The Calais "Jungle" is in the process of being dismantled, with thousands of migrants being taken to 451 reception centres all over France.
The move, which is estimated to last all week, has already prompted fierce opposition in parts of France, with some protesters taking to the streets to express their anger at the prospect of migrants being located in their towns.
This opposition has continued as the resettlement continues.
In the town of Chardonnay, famous for the grapes which share the same name, two dozen young Sudanese asylum seekers received a fairly luke-warm reception on Monday evening.
Locals watched from a distance as the men got off the bus in the village, which will eventually host 50 asylum seekers among a population of just 200 villagers.
"This massive arrival of migrants, it's inappropriate," said angry resident Joelle Chevaux, out walking her dog.
The map above shows how the migrants will be redsettled.
Residents in Saint-Brévin-les-Pins, a coastal town in western France with a population of 13,000, were even clearer about how they weren't happy to be getting 50 migrants.
Around 600 people signed a petition against the migrants coming, a petition that was launched after an unknown assailant opened fire on the migrant centre earlier this month.
"Fifty single men in a small town like this, that's quite a lot actually," one resident told France Info on Tuesday.
However at the weekend some 400 residents turned out for a demonstration in support of welcoming the migrants.
Elsewhere, a migrant centre in Loubeyrat in central France's Puy-de-Dôme was torched on Sunday night and other similar acts of vandalism were carried out at centres in Arès in the Gironde department, and at Forges-les-Bains not far from Paris.
Housing Minister Emmanuelle Cosse denounced these "violent incidents".

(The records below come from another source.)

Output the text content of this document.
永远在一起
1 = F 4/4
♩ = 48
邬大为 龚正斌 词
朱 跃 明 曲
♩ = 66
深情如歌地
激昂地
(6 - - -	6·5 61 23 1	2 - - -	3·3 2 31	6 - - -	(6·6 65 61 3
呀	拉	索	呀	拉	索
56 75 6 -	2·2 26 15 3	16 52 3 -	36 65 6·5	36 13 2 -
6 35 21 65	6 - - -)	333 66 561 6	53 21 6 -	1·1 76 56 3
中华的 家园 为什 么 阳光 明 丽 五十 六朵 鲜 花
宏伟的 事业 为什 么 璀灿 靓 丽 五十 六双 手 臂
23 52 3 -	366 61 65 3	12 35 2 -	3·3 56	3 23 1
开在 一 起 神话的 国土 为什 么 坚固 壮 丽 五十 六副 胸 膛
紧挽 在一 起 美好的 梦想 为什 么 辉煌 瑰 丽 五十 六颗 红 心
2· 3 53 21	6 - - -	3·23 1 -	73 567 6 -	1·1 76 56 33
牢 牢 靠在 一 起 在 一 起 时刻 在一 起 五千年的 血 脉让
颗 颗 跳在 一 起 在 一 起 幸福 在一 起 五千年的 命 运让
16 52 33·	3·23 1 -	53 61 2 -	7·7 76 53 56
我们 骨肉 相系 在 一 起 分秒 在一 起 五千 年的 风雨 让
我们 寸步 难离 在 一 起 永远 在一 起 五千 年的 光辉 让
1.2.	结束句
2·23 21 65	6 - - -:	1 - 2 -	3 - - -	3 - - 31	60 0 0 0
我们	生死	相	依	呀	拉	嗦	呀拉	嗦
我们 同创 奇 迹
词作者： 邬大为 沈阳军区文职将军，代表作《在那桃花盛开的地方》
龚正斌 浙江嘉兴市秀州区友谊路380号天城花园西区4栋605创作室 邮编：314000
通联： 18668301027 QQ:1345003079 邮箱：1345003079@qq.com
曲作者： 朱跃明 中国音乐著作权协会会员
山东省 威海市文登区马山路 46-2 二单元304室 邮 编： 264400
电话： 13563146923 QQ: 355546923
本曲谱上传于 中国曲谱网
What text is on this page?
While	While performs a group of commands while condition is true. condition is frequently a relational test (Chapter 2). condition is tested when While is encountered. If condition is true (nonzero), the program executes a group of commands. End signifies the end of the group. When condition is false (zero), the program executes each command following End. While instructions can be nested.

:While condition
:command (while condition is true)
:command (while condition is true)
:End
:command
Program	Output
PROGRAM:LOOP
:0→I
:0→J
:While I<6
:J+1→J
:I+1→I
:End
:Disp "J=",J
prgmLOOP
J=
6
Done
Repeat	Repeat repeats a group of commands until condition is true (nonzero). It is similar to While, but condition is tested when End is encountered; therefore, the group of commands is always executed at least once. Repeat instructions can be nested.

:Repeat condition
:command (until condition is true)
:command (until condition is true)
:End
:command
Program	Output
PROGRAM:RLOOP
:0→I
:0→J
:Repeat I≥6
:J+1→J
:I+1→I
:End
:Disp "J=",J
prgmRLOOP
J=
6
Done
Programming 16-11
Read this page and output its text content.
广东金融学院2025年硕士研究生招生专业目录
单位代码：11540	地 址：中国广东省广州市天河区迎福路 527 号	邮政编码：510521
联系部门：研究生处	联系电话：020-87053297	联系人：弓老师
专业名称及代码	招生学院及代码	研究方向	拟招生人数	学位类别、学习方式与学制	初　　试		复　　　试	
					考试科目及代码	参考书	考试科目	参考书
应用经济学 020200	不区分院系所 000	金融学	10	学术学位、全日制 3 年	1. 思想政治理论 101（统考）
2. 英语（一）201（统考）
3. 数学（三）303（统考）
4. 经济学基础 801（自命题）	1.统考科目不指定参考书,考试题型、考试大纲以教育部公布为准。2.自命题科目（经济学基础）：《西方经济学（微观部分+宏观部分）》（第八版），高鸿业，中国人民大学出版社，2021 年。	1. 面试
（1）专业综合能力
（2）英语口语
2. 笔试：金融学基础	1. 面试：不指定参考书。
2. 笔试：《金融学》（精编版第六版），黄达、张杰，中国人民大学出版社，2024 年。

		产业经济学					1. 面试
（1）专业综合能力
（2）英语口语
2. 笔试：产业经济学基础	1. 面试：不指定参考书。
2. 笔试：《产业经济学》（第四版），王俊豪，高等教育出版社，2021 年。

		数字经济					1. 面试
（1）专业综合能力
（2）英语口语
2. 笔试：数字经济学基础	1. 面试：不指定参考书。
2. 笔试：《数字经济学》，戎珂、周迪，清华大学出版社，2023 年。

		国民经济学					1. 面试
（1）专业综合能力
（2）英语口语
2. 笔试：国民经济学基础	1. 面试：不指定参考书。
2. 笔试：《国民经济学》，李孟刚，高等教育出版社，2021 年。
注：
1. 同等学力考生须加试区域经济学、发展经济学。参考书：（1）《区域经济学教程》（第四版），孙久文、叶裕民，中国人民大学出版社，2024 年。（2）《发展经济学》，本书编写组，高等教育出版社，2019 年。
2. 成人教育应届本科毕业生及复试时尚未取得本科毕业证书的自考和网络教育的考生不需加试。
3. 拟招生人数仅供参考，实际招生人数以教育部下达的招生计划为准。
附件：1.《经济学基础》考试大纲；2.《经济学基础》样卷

"This is totally unacceptable behaviour," she said. "Everyone must support this worthy policy of reception and the implementation of asylum."

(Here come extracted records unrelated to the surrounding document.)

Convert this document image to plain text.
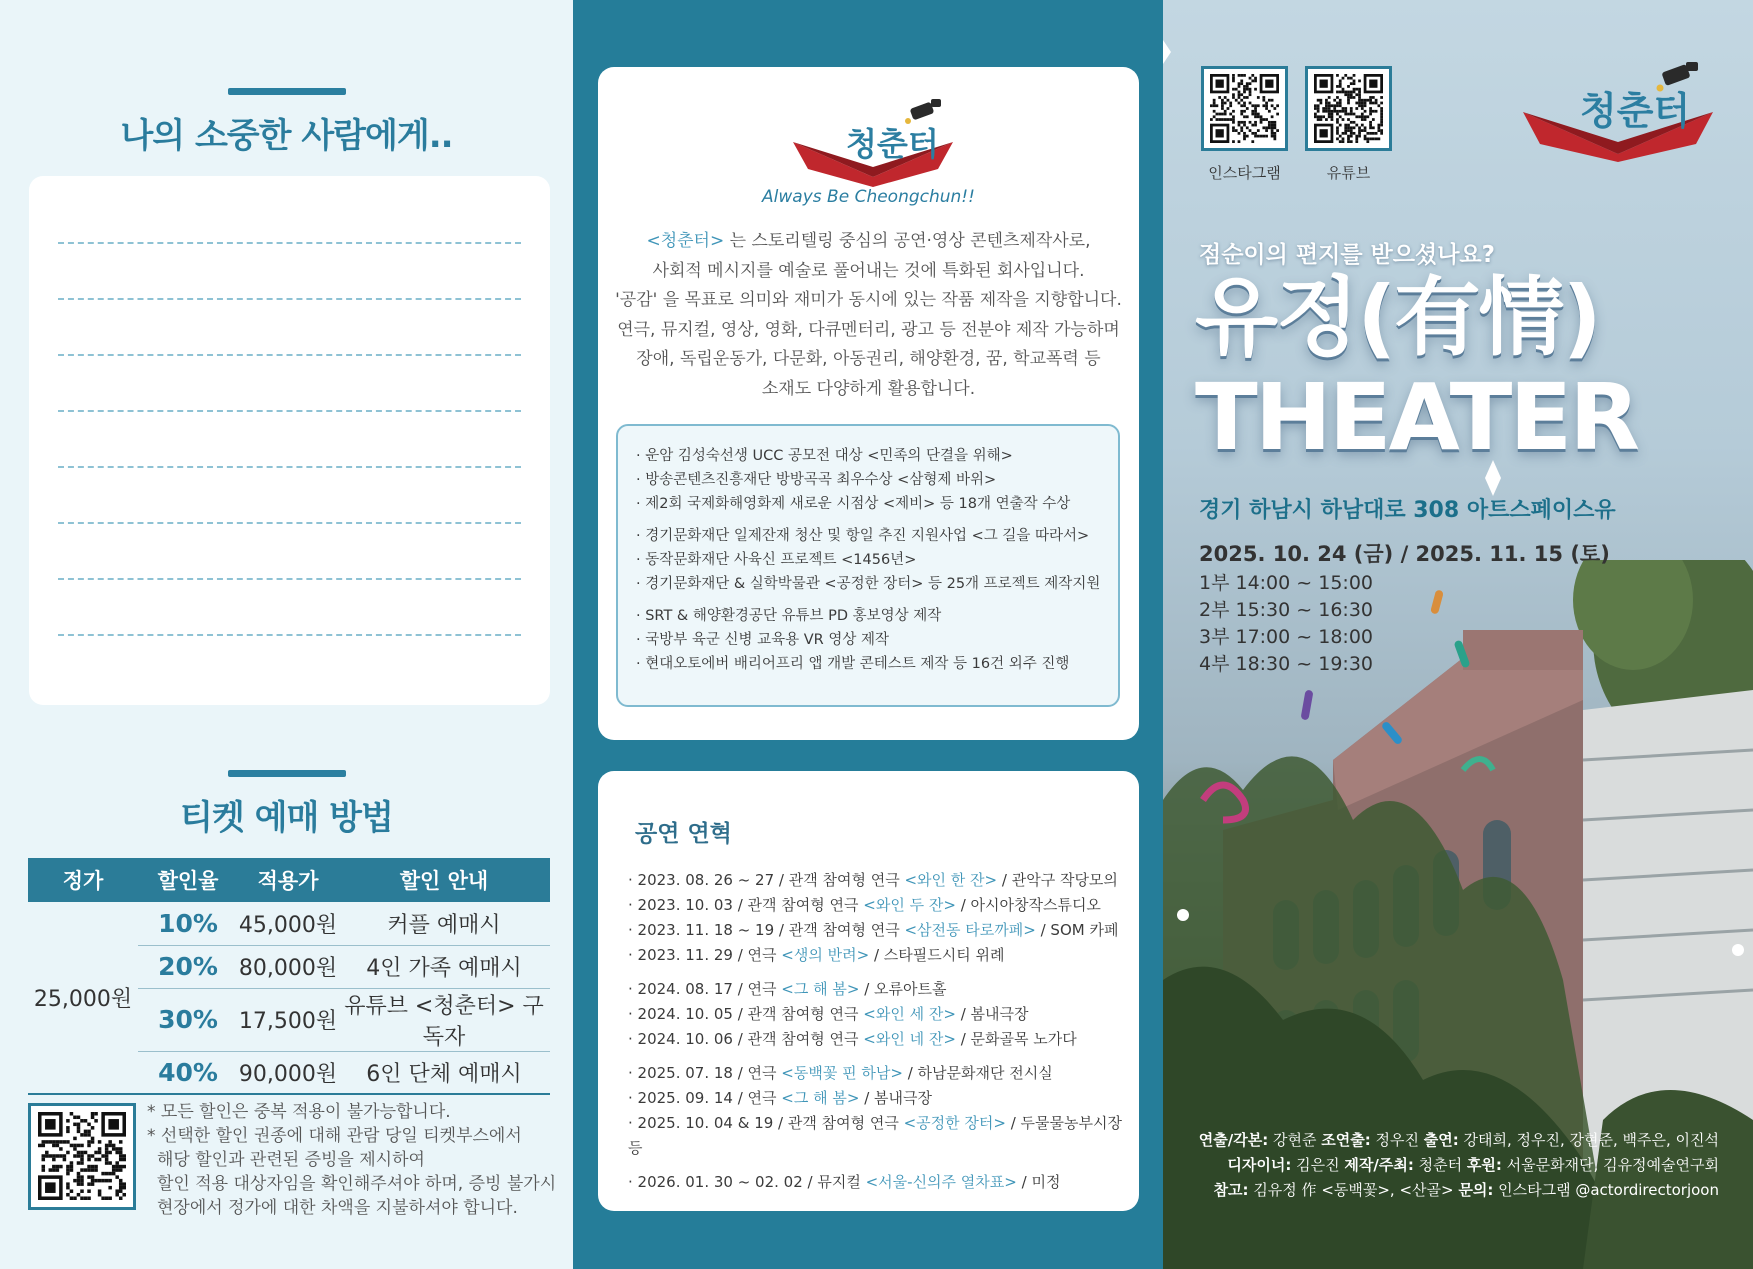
나의 소중한 사람에게..
티켓 예매 방법
정가	할인율	적용가	할인 안내
25,000원	10%	45,000원	커플 예매시
	20%	80,000원	4인 가족 예매시
	30%	17,500원	유튜브 <청춘터> 구독자
	40%	90,000원	6인 단체 예매시
* 모든 할인은 중복 적용이 불가능합니다.
* 선택한 할인 권종에 대해 관람 당일 티켓부스에서
해당 할인과 관련된 증빙을 제시하여
할인 적용 대상자임을 확인해주셔야 하며, 증빙 불가시
현장에서 정가에 대한 차액을 지불하셔야 합니다.
청춘터
Always Be Cheongchun!!
<청춘터> 는 스토리텔링 중심의 공연·영상 콘텐츠제작사로,
사회적 메시지를 예술로 풀어내는 것에 특화된 회사입니다.
'공감' 을 목표로 의미와 재미가 동시에 있는 작품 제작을 지향합니다.
연극, 뮤지컬, 영상, 영화, 다큐멘터리, 광고 등 전분야 제작 가능하며
장애, 독립운동가, 다문화, 아동권리, 해양환경, 꿈, 학교폭력 등
소재도 다양하게 활용합니다.
· 운암 김성숙선생 UCC 공모전 대상 <민족의 단결을 위해>
· 방송콘텐츠진흥재단 방방곡곡 최우수상 <삼형제 바위>
· 제2회 국제화해영화제 새로운 시점상 <제비> 등 18개 연출작 수상
· 경기문화재단 일제잔재 청산 및 항일 추진 지원사업 <그 길을 따라서>
· 동작문화재단 사육신 프로젝트 <1456년>
· 경기문화재단 & 실학박물관 <공정한 장터> 등 25개 프로젝트 제작지원
· SRT & 해양환경공단 유튜브 PD 홍보영상 제작
· 국방부 육군 신병 교육용 VR 영상 제작
· 현대오토에버 배리어프리 앱 개발 콘테스트 제작 등 16건 외주 진행
공연 연혁
· 2023. 08. 26 ~ 27 / 관객 참여형 연극 <와인 한 잔> / 관악구 작당모의
· 2023. 10. 03 / 관객 참여형 연극 <와인 두 잔> / 아시아창작스튜디오
· 2023. 11. 18 ~ 19 / 관객 참여형 연극 <삼전동 타로까페> / SOM 카페
· 2023. 11. 29 / 연극 <생의 반려> / 스타필드시티 위례
· 2024. 08. 17 / 연극 <그 해 봄> / 오류아트홀
· 2024. 10. 05 / 관객 참여형 연극 <와인 세 잔> / 봄내극장
· 2024. 10. 06 / 관객 참여형 연극 <와인 네 잔> / 문화골목 노가다
· 2025. 07. 18 / 연극 <동백꽃 핀 하남> / 하남문화재단 전시실
· 2025. 09. 14 / 연극 <그 해 봄> / 봄내극장
· 2025. 10. 04 & 19 / 관객 참여형 연극 <공정한 장터> / 두물물농부시장 등
· 2026. 01. 30 ~ 02. 02 / 뮤지컬 <서울-신의주 열차표> / 미정
인스타그램	유튜브
청춘터
점순이의 편지를 받으셨나요?
유정(有情)
THEATER
경기 하남시 하남대로 308 아트스페이스유
2025. 10. 24 (금) / 2025. 11. 15 (토)
1부 14:00 ~ 15:00
2부 15:30 ~ 16:30
3부 17:00 ~ 18:00
4부 18:30 ~ 19:30
연출/각본: 강현준 조연출: 정우진 출연: 강태희, 정우진, 강현준, 백주은, 이진석
디자이너: 김은진 제작/주최: 청춘터 후원: 서울문화재단, 김유정예술연구회
참고: 김유정 作 <동백꽃>, <산골> 문의: 인스타그램 @actordirectorjoon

For every violent episode, however, there are stories of support.
A pro-migrant rally in Paris on Monday attracted 200 people, who stood at the interior ministry chanting "Paris, Calais, solidarity!"
There were also pro-migrant protests in western France's Nantes, where police estimated that around 250 people turned up to show their support.

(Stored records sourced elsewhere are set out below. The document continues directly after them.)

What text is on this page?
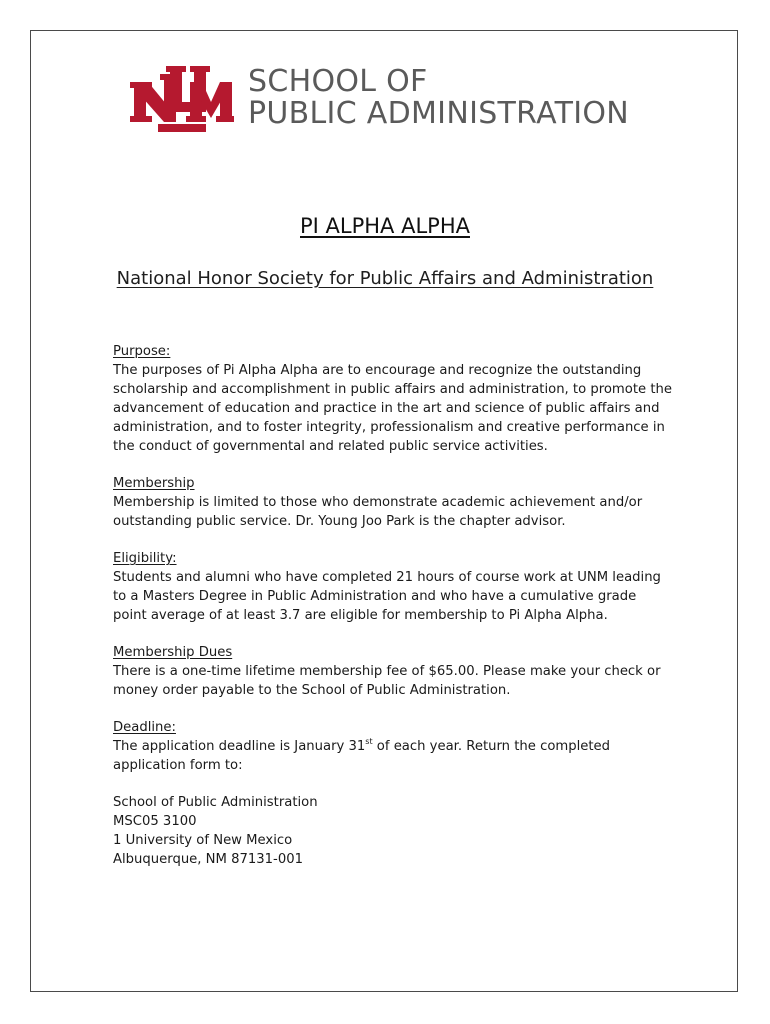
SCHOOL OF
PUBLIC ADMINISTRATION
PI ALPHA ALPHA
National Honor Society for Public Affairs and Administration
Purpose:
The purposes of Pi Alpha Alpha are to encourage and recognize the outstanding scholarship and accomplishment in public affairs and administration, to promote the advancement of education and practice in the art and science of public affairs and administration, and to foster integrity, professionalism and creative performance in the conduct of governmental and related public service activities.
Membership
Membership is limited to those who demonstrate academic achievement and/or outstanding public service. Dr. Young Joo Park is the chapter advisor.
Eligibility:
Students and alumni who have completed 21 hours of course work at UNM leading to a Masters Degree in Public Administration and who have a cumulative grade point average of at least 3.7 are eligible for membership to Pi Alpha Alpha.
Membership Dues
There is a one-time lifetime membership fee of $65.00. Please make your check or money order payable to the School of Public Administration.
Deadline:
The application deadline is January 31st of each year. Return the completed application form to:
School of Public Administration
MSC05 3100
1 University of New Mexico
Albuquerque, NM 87131-001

Up to 200 people marched in nearby Rennes, holding signs saying things like "No human being is illegal".
Charities and local mayors have been welcoming their new guests as they arrive.
In the town of Mignaloux-Beauvoir in the Vienne department of central France, 16 Sudanese refugees were warmly welcomed by the mayor Gérard Sol as they arrived on Monday night.
Clambering up on to the bus, Sol told them: "We are happy to welcome you all. The residents here will come to your aid and we will too."
The mayor of north eastern France's Sainte-Menehould, Bertrand Courot, also welcomed the migrants on Tuesday.
"We are among those to stretch out a helping hand, and we hope other towns can do the same thing," he told France 3.
"It says Liberté, Egalité, Fraternité on the front of our town hall, these are the values we defend, and it's good to say it, but even better to do it."
Rafael Flichman, the spokesman for the La Cimade association helping migrants and refugees, says there has been an outpouring of support for migrants across the country - although he noted that it doesn't always make the mainstream media.
"Unfortunately, most of the time, the French media seems to prefer to write about the racist demonstrations against migrants rather than positive initiatives," he told The Local.
Flichman added that small towns in France have already seen positive affects as newly arrived migrants bonded with locals.
In reality the welcome afforded the new residents seems to depend on each town there will be supporters and opponents everywhere.
President François Hollande and his government who took the risky move of dispersing the Jungle migrants around France will hope the French live up to their much-vaunted principal of fraternité.